An exiled Communist returns to his Greek homeland after thirty years and, in his older age, finds adjustment to his forgotten family and the new ways of life quite difficult. –Inbaseline
Theo Angelopoulos began to study law in Athens but broke up his studies to go to the Sorbonne in Paris in order to study literature. When he had finished his studies, he wanted to attend the School of Cinema at Paris but decided instead to go back to Greece. There he worked as a journalist and critic for the newspaper “Demokratiki Allaghi” until it was banned by the military after a coup d’état. Now unemployed, he decided to make his first movie, Anaparastasi (1970). Internationally successful was his trilogy about the history of Greece from 1930 to 1970 consisting of Meres tou ’36 (1972), O thiasos (1975), and Oi kynigoi (1977). After the end of the dictatorship in Greece, Angelopoulos went to Italy, where he worked with RAI (and more money). His movies then became less political. —IMDb
Compared to his next film 'O Melissokomos' this is actually a fairly ordinary film from one of the best directors in the history of cinema. It is beautiful but I just feel he did so much better in his previous films and some of his later work. Still worth a view, but not one to judge Angelopoulos by
I told you about that book I read about Angelopoulos, I recently read the section on this film and now I am inclined to watch it again now that I understand more what it was really saying. Yeah, it is certainly a very very different style from his five previous works, and its a style I prefer (I think this is the beginning of mid- Angelopoulos, this stage ends at Ulysses' Gaze and then his last three films are late-Angelopoulos).I will definitely give it a rewatch. The last shot of the film I vaguely remember, and I remember it being quite moving indeed.

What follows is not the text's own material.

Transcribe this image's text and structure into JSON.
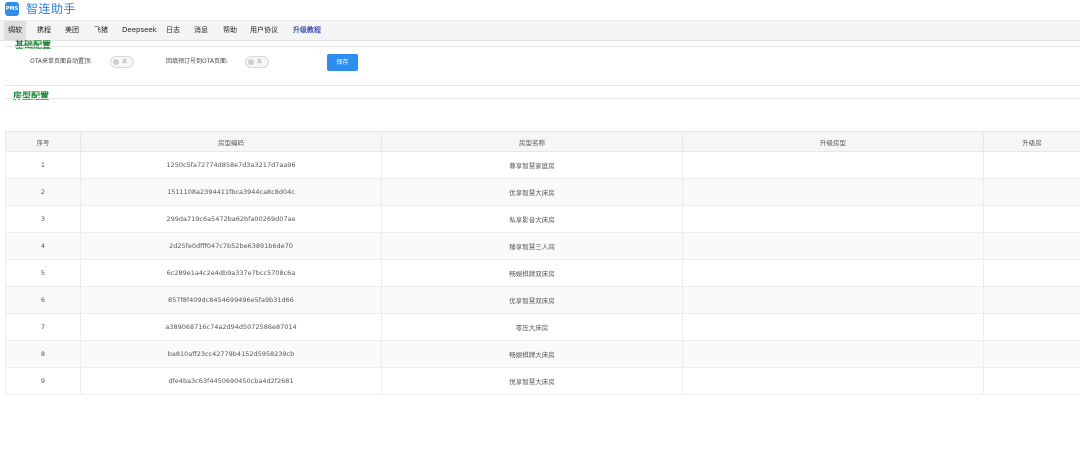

I liked the little connections within the trilogy. The names: Alexander and Voula, fatherless. Spyros, old and lost. Both Spyroses have their strange ways of communicating with their old friends. Liked the film-within-a-film layer, Alexander dubbed by Angelopoulos with posters of his films in his office, and inventing and controlling the film ('turning on' the soundtrack and lights). Subject matter ain't my thing maybe but I liked how it was done. The structure is my thing. A nicely built machine.
a true masterpiece. each frame with this director is a work of art, like a painting. the composition, blocking and light in his ouevre are always inch perfect and this film is a perfect example. he is clearly the contemporary of antonioni with the manner in which he shows the alienation of people from each other, and how difficult communication has become.